Figure 4.. Stable introns influence yeast fitness and growth

a, Stable-intron genomic deletions and their estimated effect on total stable-intron molecules. Strains were named using single-letter abbreviations of the genes with deleted introns (color key), b, Altered fitness of the EUHSR strain. Left, co-cultures of WT and EUHSR were diluted every three days (dashed lines). Plotted is the fraction of WT in each co-culture, measured before each dilution and a day after each dilution. Lines for each biological replicate are colored to indicate periods of saturated growth (blue), returning to and exiting rapid growth (orange), and initial post-seeding (black, not considered in calculations).
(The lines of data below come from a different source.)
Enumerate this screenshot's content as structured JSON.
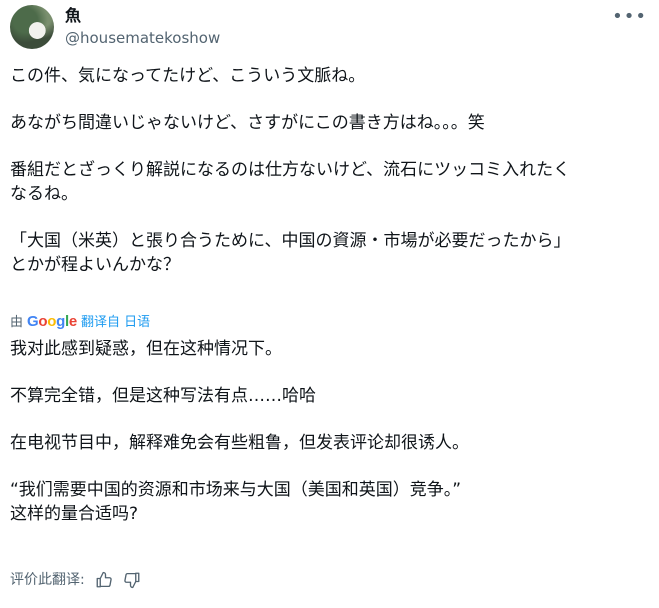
{
  "author": {
    "name": "魚",
    "handle": "@housematekoshow"
  },
  "original_paragraphs": [
    "この件、気になってたけど、こういう文脈ね。",
    "あながち間違いじゃないけど、さすがにこの書き方はね。。。笑",
    "番組だとざっくり解説になるのは仕方ないけど、流石にツッコミ入れたく\nなるね。",
    "「大国（米英）と張り合うために、中国の資源・市場が必要だったから」\nとかが程よいんかな？"
  ],
  "translation_bar": {
    "prefix": "由",
    "logo_letters": [
      "G",
      "o",
      "o",
      "g",
      "l",
      "e"
    ],
    "logo_colors": [
      "#4285F4",
      "#EA4335",
      "#FBBC05",
      "#4285F4",
      "#34A853",
      "#EA4335"
    ],
    "link_text": "翻译自 日语"
  },
  "translated_paragraphs": [
    "我对此感到疑惑，但在这种情况下。",
    "不算完全错，但是这种写法有点……哈哈",
    "在电视节目中，解释难免会有些粗鲁，但发表评论却很诱人。",
    "“我们需要中国的资源和市场来与大国（美国和英国）竞争。”\n这样的量合适吗?"
  ],
  "rating": {
    "label": "评价此翻译:",
    "icons": [
      "thumbs-up-icon",
      "thumbs-down-icon"
    ]
  },
  "colors": {
    "link": "#1d9bf0",
    "secondary": "#536471"
  }
}
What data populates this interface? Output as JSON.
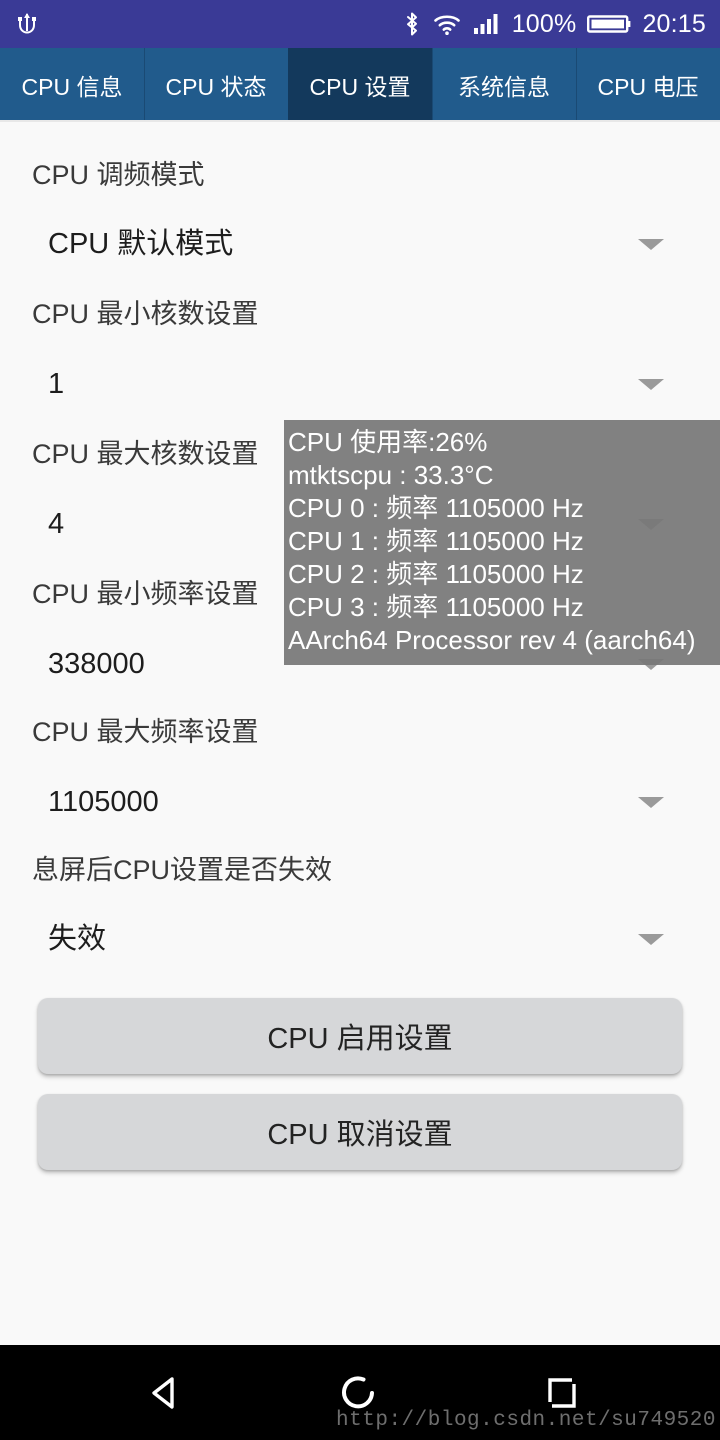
{
  "status_bar": {
    "usb_icon": "usb-debug-icon",
    "bluetooth_icon": "bluetooth-icon",
    "wifi_icon": "wifi-icon",
    "signal_icon": "cellular-signal-icon",
    "battery_percent": "100%",
    "battery_icon": "battery-full-icon",
    "clock": "20:15",
    "background_color": "#3a3a96"
  },
  "tabs": {
    "selected_index": 2,
    "items": [
      {
        "label": "CPU 信息"
      },
      {
        "label": "CPU 状态"
      },
      {
        "label": "CPU 设置"
      },
      {
        "label": "系统信息"
      },
      {
        "label": "CPU 电压"
      }
    ],
    "background_color": "#215b8c",
    "selected_color": "#13395c"
  },
  "settings": {
    "fields": [
      {
        "label": "CPU 调频模式",
        "value": "CPU 默认模式",
        "caret": "chevron-down-icon"
      },
      {
        "label": "CPU 最小核数设置",
        "value": "1",
        "caret": "chevron-down-icon"
      },
      {
        "label": "CPU 最大核数设置",
        "value": "4",
        "caret": "chevron-down-icon"
      },
      {
        "label": "CPU 最小频率设置",
        "value": "338000",
        "caret": "chevron-down-icon"
      },
      {
        "label": "CPU 最大频率设置",
        "value": "1105000",
        "caret": "chevron-down-icon"
      },
      {
        "label": "息屏后CPU设置是否失效",
        "value": "失效",
        "caret": "chevron-down-icon"
      }
    ],
    "buttons": {
      "enable": "CPU 启用设置",
      "cancel": "CPU 取消设置"
    }
  },
  "toast": {
    "background_color": "#777777",
    "lines": [
      "CPU 使用率:26%",
      "mtktscpu : 33.3°C",
      "CPU 0 : 频率 1105000 Hz",
      "CPU 1 : 频率 1105000 Hz",
      "CPU 2 : 频率 1105000 Hz",
      "CPU 3 : 频率 1105000 Hz",
      "AArch64 Processor rev 4 (aarch64)"
    ]
  },
  "nav_bar": {
    "back_icon": "back-triangle-icon",
    "home_icon": "home-circle-icon",
    "recent_icon": "recents-square-icon",
    "watermark": "http://blog.csdn.net/su749520"
  }
}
Right, mean fold-change of WT (expressed as log₂ (fraction of WT at earlier time point/fraction of WT at later time point)) during periods of saturated growth (blue, n = 10, P = 9.4 × 10⁻⁵, 95% confidence interval 0.12 to 0.25, two-tailed t test) and return to and exit from growth (orange, n = 12, P = 1.0 × 10⁻⁶, 95% confidence interval −0.74 to −0.46, two-tailed t test). Error bars, s.e.m; **, P < 10⁻⁴. c, Rapamycin response of strains with fewer stable-intron molecules. Shown are growth curves of WT and deletion strains (color key) in either 0, 100, or 250 nM rapamycin. d, Relationship between depletion of stable-intron molecules and increased growth in 250 nM rapamycin. Inset, control strains in which 1–3 unstable introns were deleted (n= 12 for WT, n = 3 for all other strains; error bars, s.e.m.). e, Rescue of the rapamycin-response defect by the ECM33 intron. Shown are growth curves of WT and EUHSR strains overexpressing either the native (red) or unstable (blue) ECM33 intron cultured in either 0 or 250 nM rapamycin. n = 3 biological replicates, f, Rescue by an engineered ACT1 stable intron. As in e, but expressing either the native (blue) or stable (red) ACT1 intron. g, Stable introns in the TORC1 network.